Not that he's unusual in this respect. Few do. When Congress feels some gesture is needed for an assertion of new federal authority, they premise it on a bogus expansive reading of the Interstate Commerce clause in Article I, Section 8 or on some other specious grounds. The homage vice pays to virtue.

If the feral government ever banned outdoor barbeques and fireworks on the Fourth of July it's just possible that Americans would wonder if there were constitutional authority for such a move. Short of that, there seems to be little interest in safeguarding the fundamental federal structure of our nation that is one of the fundamental mechanisms the Framers devised to limit government power.

If you can find "health care" anywhere in Section 8 you can be sure that the system as the Founders created is healthy and working per spec. If you have to call a lawyer to ask where Congress got the power to legislate here, probably something unhealthy is going on.

And if your lawyer tells you health care or the lack of it "affect" interstate commerce then just remember that everything affects interstate commerce. You can count on one hand the number of times that the Supreme Court has found that something Congress did did not affect interstate commerce. Thus, just so you know, the protection of federalism is basically gone and we no longer have 50 sovereign states and a federal government. We have The United States.

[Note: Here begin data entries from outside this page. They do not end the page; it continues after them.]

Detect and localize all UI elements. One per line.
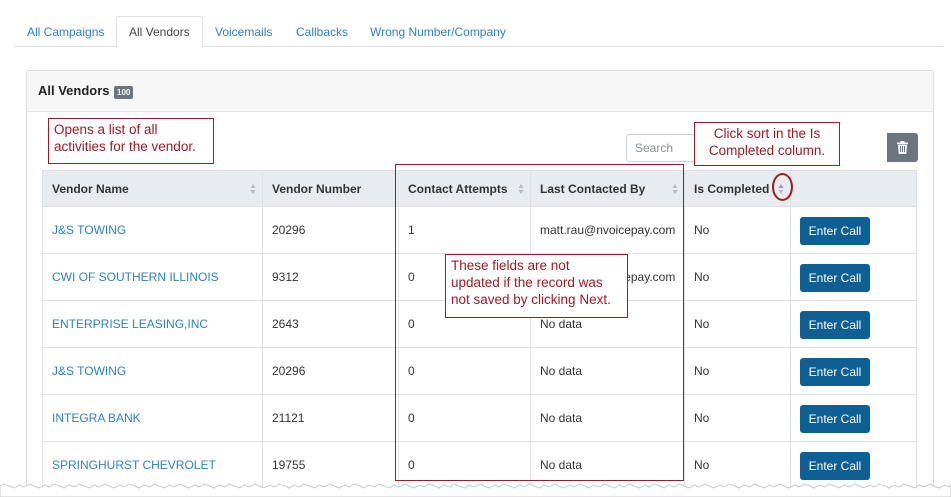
tab-callbacks[interactable]: Callbacks: [283, 16, 361, 47]
cell-vendor-name[interactable]: ENTERPRISE LEASING,INC: [43, 301, 263, 347]
sort-icon[interactable]: [250, 183, 256, 195]
sort-highlight-ring: [772, 173, 793, 201]
tab-wrong-number-company[interactable]: Wrong Number/Company: [357, 16, 519, 47]
cell-vendor-number: 2643: [263, 301, 399, 347]
cell-vendor-name[interactable]: INTEGRA BANK: [43, 395, 263, 441]
trash-icon: [897, 141, 908, 154]
clear-search-button[interactable]: [887, 133, 918, 162]
cell-is-completed: No: [685, 301, 791, 347]
cell-vendor-number: 20296: [263, 207, 399, 253]
tab-all-campaigns[interactable]: All Campaigns: [14, 16, 117, 47]
tab-voicemails[interactable]: Voicemails: [202, 16, 285, 47]
count-badge: 100: [114, 86, 134, 99]
cell-is-completed: No: [685, 348, 791, 394]
cell-vendor-name[interactable]: J&S TOWING: [43, 348, 263, 394]
annotation-fields: These fields are not updated if the reco…: [445, 254, 628, 318]
annotation-sort: Click sort in the Is Completed column.: [694, 122, 840, 166]
cell-vendor-number: 9312: [263, 254, 399, 300]
enter-call-button[interactable]: Enter Call: [800, 358, 870, 386]
cell-vendor-name[interactable]: J&S TOWING: [43, 207, 263, 253]
card-header: All Vendors 100: [27, 71, 933, 112]
enter-call-button[interactable]: Enter Call: [800, 405, 870, 433]
enter-call-button[interactable]: Enter Call: [800, 264, 870, 292]
cell-is-completed: No: [685, 395, 791, 441]
column-header-vendor-name[interactable]: Vendor Name: [43, 171, 263, 208]
column-header-actions: [791, 171, 918, 208]
cell-is-completed: No: [685, 254, 791, 300]
cell-vendor-number: 21121: [263, 395, 399, 441]
annotation-vendor-link: Opens a list of all activities for the v…: [48, 118, 214, 164]
highlight-box: [395, 164, 684, 481]
torn-edge: [0, 483, 951, 497]
cell-vendor-name[interactable]: CWI OF SOUTHERN ILLINOIS: [43, 254, 263, 300]
cell-vendor-number: 20296: [263, 348, 399, 394]
enter-call-button[interactable]: Enter Call: [800, 311, 870, 339]
enter-call-button[interactable]: Enter Call: [800, 217, 870, 245]
tab-all-vendors[interactable]: All Vendors: [116, 16, 203, 48]
card-title: All Vendors: [38, 83, 110, 98]
enter-call-button[interactable]: Enter Call: [800, 452, 870, 480]
cell-is-completed: No: [685, 207, 791, 253]
tab-bar: All Campaigns All Vendors Voicemails Cal…: [14, 16, 943, 48]
column-header-vendor-number[interactable]: Vendor Number: [263, 171, 399, 208]
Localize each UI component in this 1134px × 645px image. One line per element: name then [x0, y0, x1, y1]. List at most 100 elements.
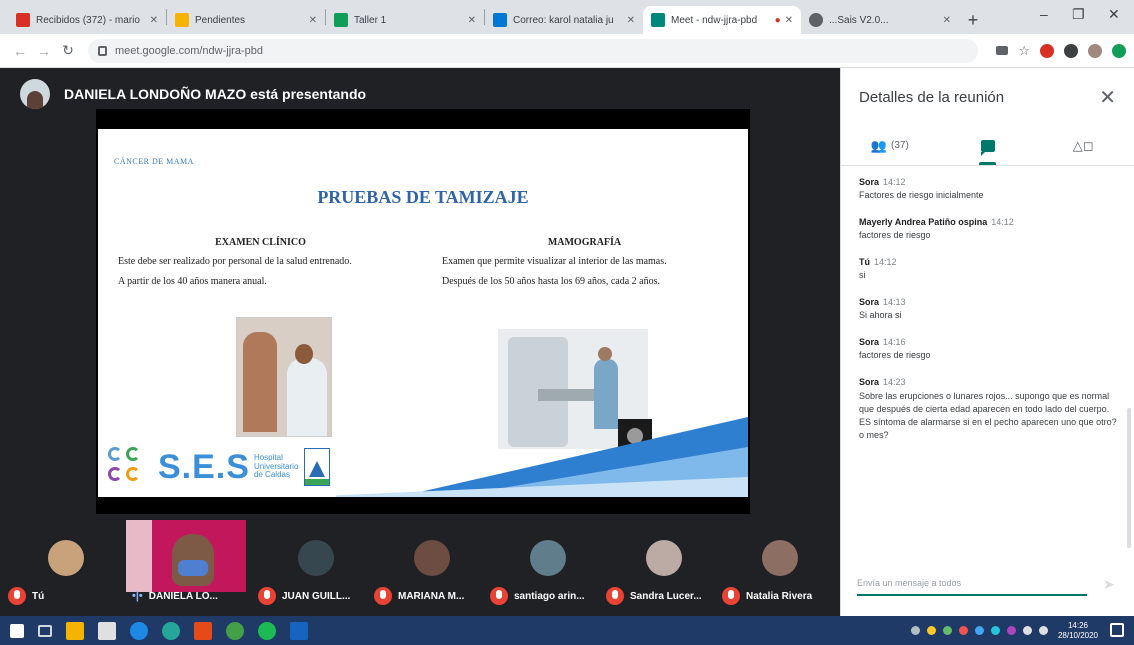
slide-column-mamografia: MAMOGRAFÍA Examen que permite visualizar… — [442, 237, 727, 297]
browser-tab-sais[interactable]: ...Sais V2.0... ✕ — [801, 6, 959, 34]
muted-mic-icon — [722, 587, 740, 605]
muted-mic-icon — [258, 587, 276, 605]
close-window-icon[interactable]: ✕ — [1108, 6, 1120, 23]
notification-center-icon[interactable] — [1110, 623, 1124, 637]
chat-message: Sora 14:12 Factores de riesgo inicialmente — [859, 177, 984, 201]
panel-title: Detalles de la reunión — [859, 88, 1005, 106]
chrome-icon[interactable] — [226, 621, 244, 640]
people-icon: 👥 — [870, 137, 888, 153]
tray-icon[interactable] — [926, 626, 936, 635]
chat-message: Sora 14:13 Si ahora si — [859, 297, 906, 321]
star-icon[interactable]: ☆ — [1018, 43, 1030, 59]
reload-icon[interactable]: ↻ — [56, 42, 80, 59]
profile-avatar[interactable] — [1088, 43, 1102, 58]
volume-icon[interactable] — [1038, 626, 1048, 635]
close-tab-icon[interactable]: ✕ — [627, 15, 635, 26]
muted-mic-icon — [374, 587, 392, 605]
word-icon[interactable] — [290, 621, 308, 640]
file-explorer-icon[interactable] — [66, 621, 84, 640]
column-heading: EXAMEN CLÍNICO — [215, 237, 306, 248]
close-tab-icon[interactable]: ✕ — [309, 15, 317, 26]
avatar — [298, 540, 334, 576]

That means vast numbers of problems are now problems you, as one of about 600,000 other constituents of your very own Congressman, need to take up with that Congressman.

Good luck with that.

Oh, we'll get health insurance coverage of some kind all right. But we'll pay a price for it by giving more power to Washington and leaving less freedom for us. Is being taken care of that important? Only in the last 30 or 40 years have we had this thing "health insurance" to worry about. The entire history of mankind on earth until then involved people living and dying without medical care. Period.

If it is something that important to you, take it up at the state level. Sure, it's a crazy idea but that's what the Framers and Ratifiers of the Constitution expected you to do. It's not an imposition on you. It's you protecting the structure that keeps us free.

"The Road to Universal Coverage." By Robert B. Reich, Wall Street Journal Online (subscription), 1/9/08.